We sat beneath the flyovers, chatting in the coffee bar of the
Docklands
Crowne Plaza. ‘Cycling is a complete mess at the moment and it’s been building up for years,’ Millar said. ‘It’s going to get worse before it gets better.’

Across the car park, Wiggins and his Cofidis teammates climbed aboard their bike-laden team coach and headed out towards the M25 to train in the quieter lanes of Essex. We watched them leave. Everything had been sorted out with Mauro, Millar said. The disagreement had been resolved. Yet that lunchtime, when his teammates took to the streets, Millar was an exception, opting to train on his stationary bike in the hotel car park.

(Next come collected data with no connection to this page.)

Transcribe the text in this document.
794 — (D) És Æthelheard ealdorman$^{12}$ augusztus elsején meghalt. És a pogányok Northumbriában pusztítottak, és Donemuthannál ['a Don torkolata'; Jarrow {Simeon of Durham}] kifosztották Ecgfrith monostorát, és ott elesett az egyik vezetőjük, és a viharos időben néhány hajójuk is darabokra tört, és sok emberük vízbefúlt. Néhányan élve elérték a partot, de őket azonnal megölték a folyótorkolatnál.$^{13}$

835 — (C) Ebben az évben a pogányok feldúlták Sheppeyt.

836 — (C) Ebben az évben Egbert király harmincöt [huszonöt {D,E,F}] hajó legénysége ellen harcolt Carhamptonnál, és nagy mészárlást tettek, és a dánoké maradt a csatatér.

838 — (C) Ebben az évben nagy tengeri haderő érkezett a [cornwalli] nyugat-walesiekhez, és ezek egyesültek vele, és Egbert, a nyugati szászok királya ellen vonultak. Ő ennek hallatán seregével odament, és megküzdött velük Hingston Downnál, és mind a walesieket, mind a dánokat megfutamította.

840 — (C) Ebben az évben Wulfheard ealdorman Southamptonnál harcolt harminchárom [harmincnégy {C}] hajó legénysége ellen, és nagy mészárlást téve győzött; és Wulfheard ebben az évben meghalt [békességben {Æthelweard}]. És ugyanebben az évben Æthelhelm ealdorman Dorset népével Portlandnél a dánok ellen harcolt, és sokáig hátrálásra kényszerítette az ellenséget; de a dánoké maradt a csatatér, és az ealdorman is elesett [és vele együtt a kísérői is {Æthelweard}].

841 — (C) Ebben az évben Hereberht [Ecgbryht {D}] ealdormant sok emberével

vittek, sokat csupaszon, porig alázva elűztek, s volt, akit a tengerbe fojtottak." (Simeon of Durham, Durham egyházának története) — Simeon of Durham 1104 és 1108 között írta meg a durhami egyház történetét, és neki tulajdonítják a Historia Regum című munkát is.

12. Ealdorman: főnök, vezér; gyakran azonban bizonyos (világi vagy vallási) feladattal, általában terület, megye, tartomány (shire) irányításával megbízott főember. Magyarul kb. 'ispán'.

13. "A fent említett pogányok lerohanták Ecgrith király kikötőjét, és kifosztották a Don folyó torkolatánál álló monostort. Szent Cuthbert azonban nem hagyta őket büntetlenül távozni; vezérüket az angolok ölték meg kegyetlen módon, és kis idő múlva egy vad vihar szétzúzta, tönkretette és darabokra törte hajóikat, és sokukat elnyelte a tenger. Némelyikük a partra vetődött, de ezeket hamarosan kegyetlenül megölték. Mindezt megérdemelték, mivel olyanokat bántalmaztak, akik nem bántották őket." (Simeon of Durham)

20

As I was leaving, Gianetti strolled over and presented him with a new aerodynamic time-trial helmet, emblazoned not only with the Union Jack, but also with an image of Millar in the playboy days of his youth, clutching two glasses of frothing beer. It was flash, but it wasn’t the older, wiser David that I now knew. On the day of the prologue, Millar didn’t wear it.

Back in the press room, I called Pat McQuaid, who confirmed that Millar had written to him about his worries over doping. ‘They were emails discussing anti-doping in general,’ McQuaid told me. I told McQuaid of my sense of Millar’s isolation within his team. He listened.

‘Any rider who is being victimised because of his stance on doping will certainly get the full support of the UCI,’ McQuaid said. ‘There is real change going on and some people are resisting it, but I am convinced that the good will win out.’

I walked up the steps from the Tube station into the sunlit canyon of Victoria Street, paused my iPod and slid my sunglasses onto the top of my head. For a while, I just stood and stared.

Thousands of people – Ken Livingstone’s multicultural sea of Londoners – clutching Tour de France memorabilia, filled the wide road stretching ahead of me. Britain had embraced the Tour. It was going to be a success after all. The churlish begrudging editorials, on both sides of the English Channel, had been proven wrong.

I battled through the crowds in Parliament Square, crammed five deep against the barriers, waiting expectantly for the first riders to leave the start ramp. I bumped into the normally implacable Steve Taylor of Transport for London, his face flushed from the hot sunshine, eyes wide with excitement, jabbering about the size of the crowds. But he had good reason – the West End streets were jammed with people who had come to see the Tour de France.